Why mass shootings keep happening in the US: A deeper look into America’s gun culture
On May 24, an 18-year-old, shot and killed 19 children and two teachers at an elementary school in Uvalde, Texas. The second deadliest school shooting in the US, after the 2012 Sandy Hook shooting when 20 children and six adults were killed.
With every school shooting, the debate about gun control opens up, as well as the search for culprits. Americans have attributed mass shootings to mental illness or inadequate security, amongst other reasons, but fail to acknowledge that they have a deeply rooted gun culture.
Gun culture encompasses the behaviours, attitudes, and beliefs about firearms and their usage by civilians.
Gun ownership in the United States is the highest in the world. Americans make up less than 5% of the world’s population, yet they own roughly 45% of all the world’s privately held firearms, based on 2018 data from the Small Arms Survey.
The US is one of three countries in the world that protect the right to bear arms in their constitution. The other two are Mexico and Guatemala.
These laws explicitly allow people to use guns as a first resort for self-defense in the face of a threat. After being adopted by most states, Gallup found that 88% of gun owners in 2021 reported self-defense as a primary reason.
In December 2012, a gunman walked into Sandy Hook Elementary School in Newtown, Connecticut, and killed 20 children, six adults, and himself. Since then, there have been more than 2,500 mass shootings as of July 2020, according to the Gun Violence Archive.
The Gun Violence Archive includes shootings in which four or more people were murdered, but also shootings in which four or more people were shot at. Still, it’s impressive considering that mass shootings make up less than 2% of America’s firearm deaths.
On average, under this broader definition of mass shootings, America has around one mass shooting each day, according to Mass Shooting Tracker.
The United States has six times as many firearm homicides as Canada, and nearly 16 times as many as Germany. Why? Research, compiled by Harvard, suggests the answer is pretty simple: The US has way more guns than other developed nations.
Although America’s political debate about guns centres around mass shootings and murders, most gun-related deaths in the US are suicides, and the states with the most gun ownership, are the ones with the most suicides, according to the CDC.
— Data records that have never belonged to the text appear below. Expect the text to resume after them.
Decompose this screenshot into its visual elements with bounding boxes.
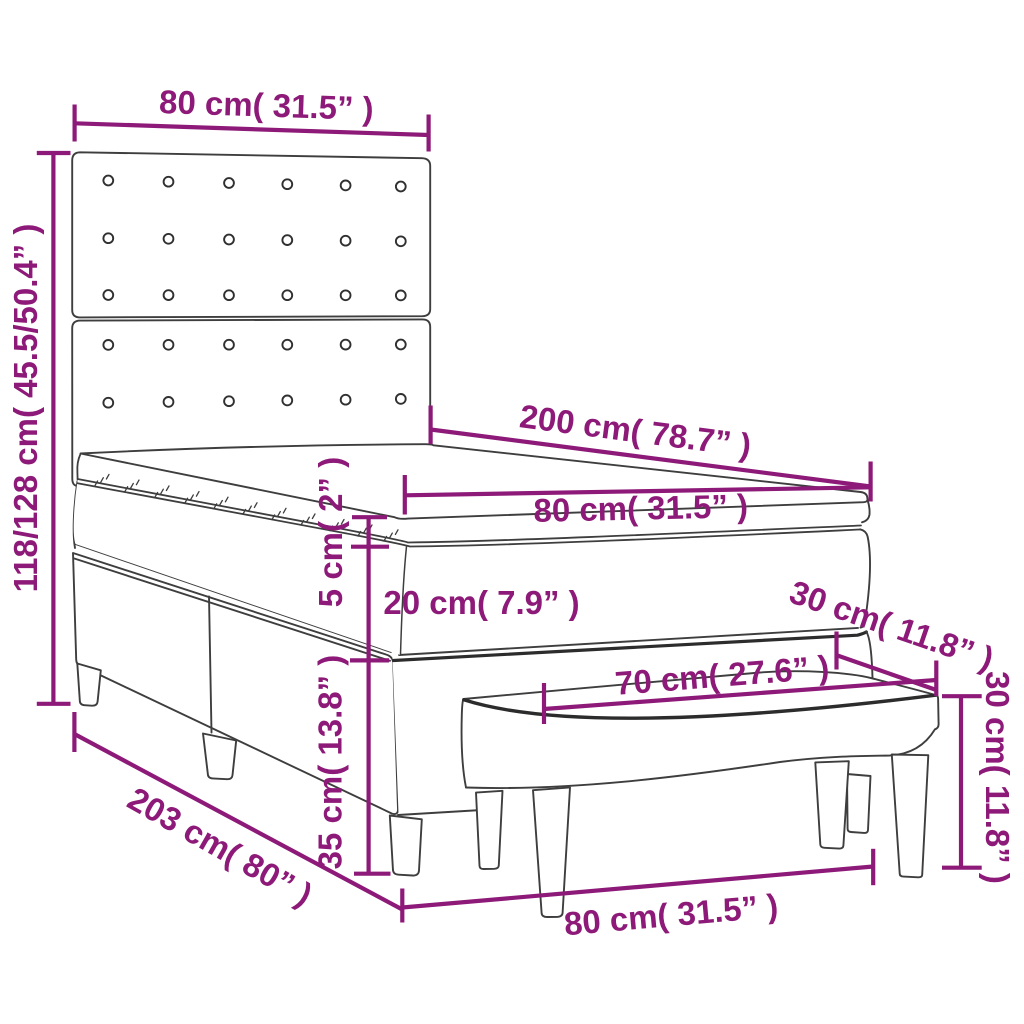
svg-text:80 cm( 31.5” ): 80 cm( 31.5” ) [159, 83, 375, 127]
svg-text:30 cm( 11.8” ): 30 cm( 11.8” ) [979, 671, 1016, 884]
svg-text:5 cm( 2” ): 5 cm( 2” ) [312, 457, 349, 607]
svg-text:20 cm( 7.9” ): 20 cm( 7.9” ) [383, 584, 579, 621]
svg-text:118/128 cm( 45.5/50.4” ): 118/128 cm( 45.5/50.4” ) [7, 224, 44, 593]
svg-text:80 cm( 31.5” ): 80 cm( 31.5” ) [533, 487, 748, 529]
svg-text:35 cm( 13.8” ): 35 cm( 13.8” ) [311, 655, 348, 870]
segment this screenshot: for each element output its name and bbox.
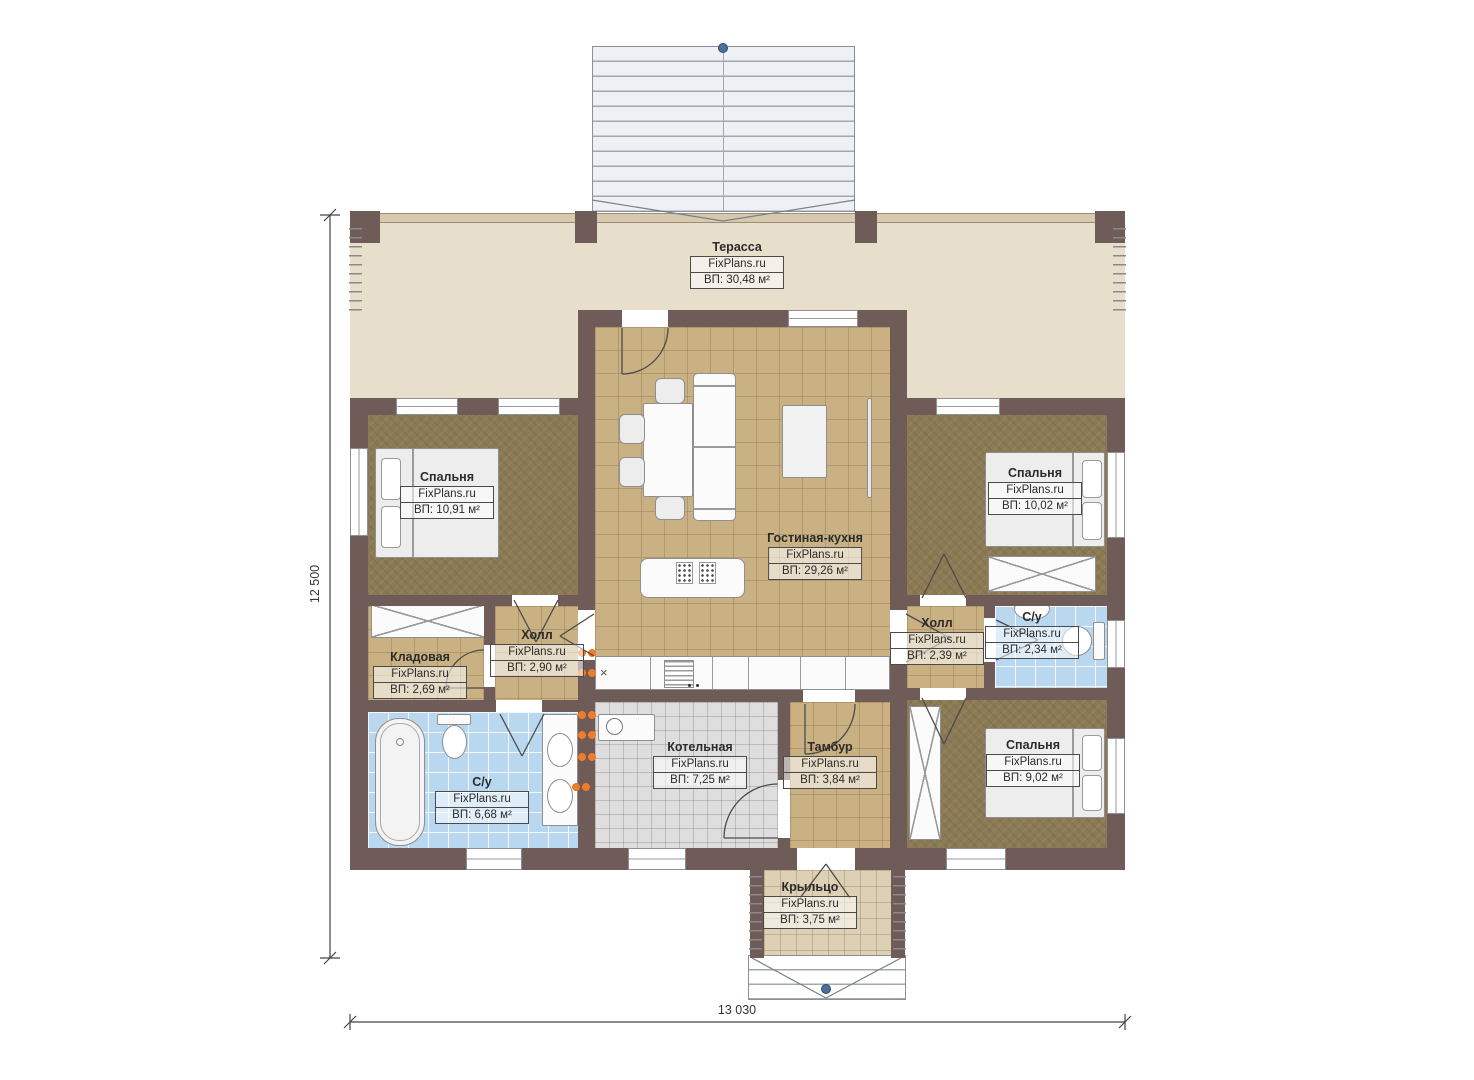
label-living-kitchen: Гостиная-кухня FixPlans.ru ВП: 29,26 м² xyxy=(767,531,863,580)
dim-tick xyxy=(324,209,336,964)
label-vestibule: Тамбур FixPlans.ru ВП: 3,84 м² xyxy=(783,740,877,789)
label-bedroom-top-right: Спальня FixPlans.ru ВП: 10,02 м² xyxy=(988,466,1082,515)
room-name: Тамбур xyxy=(807,740,852,754)
sink-cross-icon: × xyxy=(600,666,608,679)
room-site: FixPlans.ru xyxy=(890,632,984,649)
pillow-symbol xyxy=(1082,775,1102,811)
room-name: Кладовая xyxy=(390,650,450,664)
toilet-tank-symbol xyxy=(437,714,471,725)
door-opening xyxy=(803,690,855,702)
room-area: ВП: 3,84 м² xyxy=(783,772,877,789)
room-area: ВП: 10,91 м² xyxy=(400,502,494,519)
label-hall-right: Холл FixPlans.ru ВП: 2,39 м² xyxy=(890,616,984,665)
sofa-back-line xyxy=(694,508,735,510)
room-area: ВП: 2,69 м² xyxy=(373,682,467,699)
pillow-symbol xyxy=(381,506,401,548)
label-boiler: Котельная FixPlans.ru ВП: 7,25 м² xyxy=(653,740,747,789)
window xyxy=(396,398,458,415)
stove-burners-icon xyxy=(699,562,716,584)
label-bedroom-bottom-right: Спальня FixPlans.ru ВП: 9,02 м² xyxy=(986,738,1080,787)
chair-symbol xyxy=(655,496,685,520)
room-name: С/у xyxy=(1022,610,1041,624)
window xyxy=(936,398,1000,415)
window xyxy=(1107,452,1125,538)
radiator-symbol xyxy=(577,752,597,762)
stairs-top-marker xyxy=(718,43,728,53)
toilet-tank-symbol xyxy=(1093,622,1105,660)
room-site: FixPlans.ru xyxy=(373,666,467,683)
kitchen-cabinet-divider xyxy=(845,657,846,689)
appliance-dot xyxy=(696,684,699,687)
dimension-height: 12 500 xyxy=(308,554,322,614)
radiator-symbol xyxy=(577,730,597,740)
room-area: ВП: 3,75 м² xyxy=(763,912,857,929)
terrace-post xyxy=(575,211,597,243)
room-site: FixPlans.ru xyxy=(653,756,747,773)
porch-railing-hatch xyxy=(893,876,906,950)
room-name: Котельная xyxy=(667,740,732,754)
room-area: ВП: 29,26 м² xyxy=(768,563,862,580)
window xyxy=(498,398,560,415)
room-name: Спальня xyxy=(420,470,474,484)
room-site: FixPlans.ru xyxy=(490,644,584,661)
porch-marker xyxy=(821,984,831,994)
room-area: ВП: 7,25 м² xyxy=(653,772,747,789)
pillow-symbol xyxy=(1082,502,1102,540)
radiator-symbol xyxy=(571,782,591,792)
room-site: FixPlans.ru xyxy=(985,626,1079,643)
terrace-edge xyxy=(350,213,1125,223)
room-name: Крыльцо xyxy=(782,880,839,894)
door-opening xyxy=(496,700,542,712)
floor-plan: × xyxy=(0,0,1474,1080)
window xyxy=(1107,620,1125,668)
door-opening xyxy=(622,310,668,327)
room-site: FixPlans.ru xyxy=(988,482,1082,499)
label-bathroom-right: С/у FixPlans.ru ВП: 2,34 м² xyxy=(985,610,1079,659)
room-site: FixPlans.ru xyxy=(986,754,1080,771)
window xyxy=(350,448,368,536)
room-name: Холл xyxy=(921,616,952,630)
window xyxy=(628,848,686,870)
label-terrace: Терасса FixPlans.ru ВП: 30,48 м² xyxy=(690,240,784,289)
radiator-symbol xyxy=(577,710,597,720)
room-site: FixPlans.ru xyxy=(763,896,857,913)
room-area: ВП: 2,34 м² xyxy=(985,642,1079,659)
room-site: FixPlans.ru xyxy=(435,791,529,808)
boiler-sink xyxy=(606,718,623,735)
room-site: FixPlans.ru xyxy=(783,756,877,773)
label-bathroom-left: С/у FixPlans.ru ВП: 6,68 м² xyxy=(435,775,529,824)
wall xyxy=(890,310,907,848)
room-area: ВП: 2,90 м² xyxy=(490,660,584,677)
room-name: С/у xyxy=(472,775,491,789)
wall xyxy=(890,398,1125,415)
chair-symbol xyxy=(619,457,645,487)
window xyxy=(1107,738,1125,814)
sink-symbol xyxy=(547,779,573,813)
label-storage: Кладовая FixPlans.ru ВП: 2,69 м² xyxy=(373,650,467,699)
chair-symbol xyxy=(655,378,685,404)
bathtub-drain xyxy=(396,738,404,746)
sofa-cushion-line xyxy=(694,446,735,448)
window xyxy=(788,310,858,327)
radiator-panel xyxy=(867,398,872,498)
room-area: ВП: 9,02 м² xyxy=(986,770,1080,787)
terrace-railing-hatch xyxy=(349,228,362,314)
label-hall-left: Холл FixPlans.ru ВП: 2,90 м² xyxy=(490,628,584,677)
door-opening xyxy=(920,595,966,606)
porch-railing-hatch xyxy=(749,876,762,950)
room-living-kitchen xyxy=(595,327,890,690)
sofa-back-line xyxy=(694,385,735,387)
room-area: ВП: 6,68 м² xyxy=(435,807,529,824)
room-site: FixPlans.ru xyxy=(690,256,784,273)
pillow-symbol xyxy=(381,458,401,500)
dim-tick xyxy=(344,1016,1131,1028)
terrace-stairs xyxy=(592,46,855,212)
dining-table-symbol xyxy=(643,403,693,497)
label-porch: Крыльцо FixPlans.ru ВП: 3,75 м² xyxy=(763,880,857,929)
room-site: FixPlans.ru xyxy=(400,486,494,503)
room-area: ВП: 2,39 м² xyxy=(890,648,984,665)
stove-burners-icon xyxy=(676,562,693,584)
terrace-post xyxy=(855,211,877,243)
kitchen-cabinet-divider xyxy=(712,657,713,689)
toilet-bowl-symbol xyxy=(442,725,467,759)
terrace-railing-hatch xyxy=(1113,228,1126,314)
room-name: Гостиная-кухня xyxy=(767,531,863,545)
wall xyxy=(350,595,595,606)
kitchen-cabinet-divider xyxy=(650,657,651,689)
dimension-width: 13 030 xyxy=(697,1003,777,1017)
room-name: Спальня xyxy=(1008,466,1062,480)
sink-symbol xyxy=(547,733,573,767)
wardrobe-symbol xyxy=(371,604,485,638)
coffee-table-symbol xyxy=(782,405,827,478)
wardrobe-symbol xyxy=(988,556,1096,592)
room-name: Спальня xyxy=(1006,738,1060,752)
wall xyxy=(578,310,595,848)
dim-line-left xyxy=(320,215,340,958)
wardrobe-symbol xyxy=(909,706,941,840)
kitchen-cabinet-divider xyxy=(800,657,801,689)
room-area: ВП: 10,02 м² xyxy=(988,498,1082,515)
door-opening xyxy=(797,848,855,870)
window xyxy=(466,848,522,870)
label-bedroom-left: Спальня FixPlans.ru ВП: 10,91 м² xyxy=(400,470,494,519)
room-area: ВП: 30,48 м² xyxy=(690,272,784,289)
room-site: FixPlans.ru xyxy=(768,547,862,564)
door-opening xyxy=(512,595,558,606)
room-name: Холл xyxy=(521,628,552,642)
wall xyxy=(350,700,595,712)
room-name: Терасса xyxy=(712,240,762,254)
pillow-symbol xyxy=(1082,735,1102,771)
kitchen-cabinet-divider xyxy=(748,657,749,689)
door-opening xyxy=(920,688,966,700)
appliance-dot xyxy=(688,684,691,687)
window xyxy=(946,848,1006,870)
chair-symbol xyxy=(619,414,645,444)
pillow-symbol xyxy=(1082,460,1102,498)
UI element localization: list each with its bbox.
Economist Richard Florida took a look at gun deaths and other social indicators in 2011 and found that stress and mental illness didn’t correlate with gun deaths. But he did find one telling correlation: States with tighter gun control laws have fewer gun-related deaths.
Even though 52% of Americans support stricter gun control, according to Gallup, only 19% support a ban on handguns. This may arise from the fact that 4 in 10 Americans live in a household with a gun, while 30% say they own one, according to the Pew Research Center.
The weapon used in Uvalde was an AR-15 variant; so was the one used in the Buffalo supermarket shooting less than two weeks before. Both shooters were under 21. Texas laws, allow 18-year-olds to purchase a long gun or rifle.
The families of nine victims of the Sandy Hook Elementary School shooting agreed to a 73 million dollar settlement of a lawsuit against the maker of the rifle used to kill 20 first graders and six teachers in 2012.
In 1994, President Bill Clinton banned the AR-15 and other similar semiautomatic rifles. After its ban, mass shootings were down in the decade that followed, in comparison to the decade before (1984-94) and the one after (2004-14), NPR reported in 2018. But once the ban expired in 2004, gun manufacturers quickly began production and sales rose.
Congress tried to pass a compromise bill to expand background checks in 2013, months after the Sandy Hook shooting. The bill failed to pass, as most Republicans and a handful of Democrats opposed the legislation.
Democrats have already passed bills to expand background checks to all firearm sales or transfers and close the so-called “Charleston loophole”. That loophole, which would increase the amount of time that licensed gun sellers must wait to receive a completed background check before transferring a gun to an unlicensed buyer, allowed a white shooter to target a historically Black church in Charleston in 2015.
Still, guns and gun culture are deeply embedded in America. “And to change a culture is infinitely harder than to change laws”, writes journalist Graeme Wood for The Atlantic. “I am not sure where that leaves us. Or rather, I am all too sure”, he states.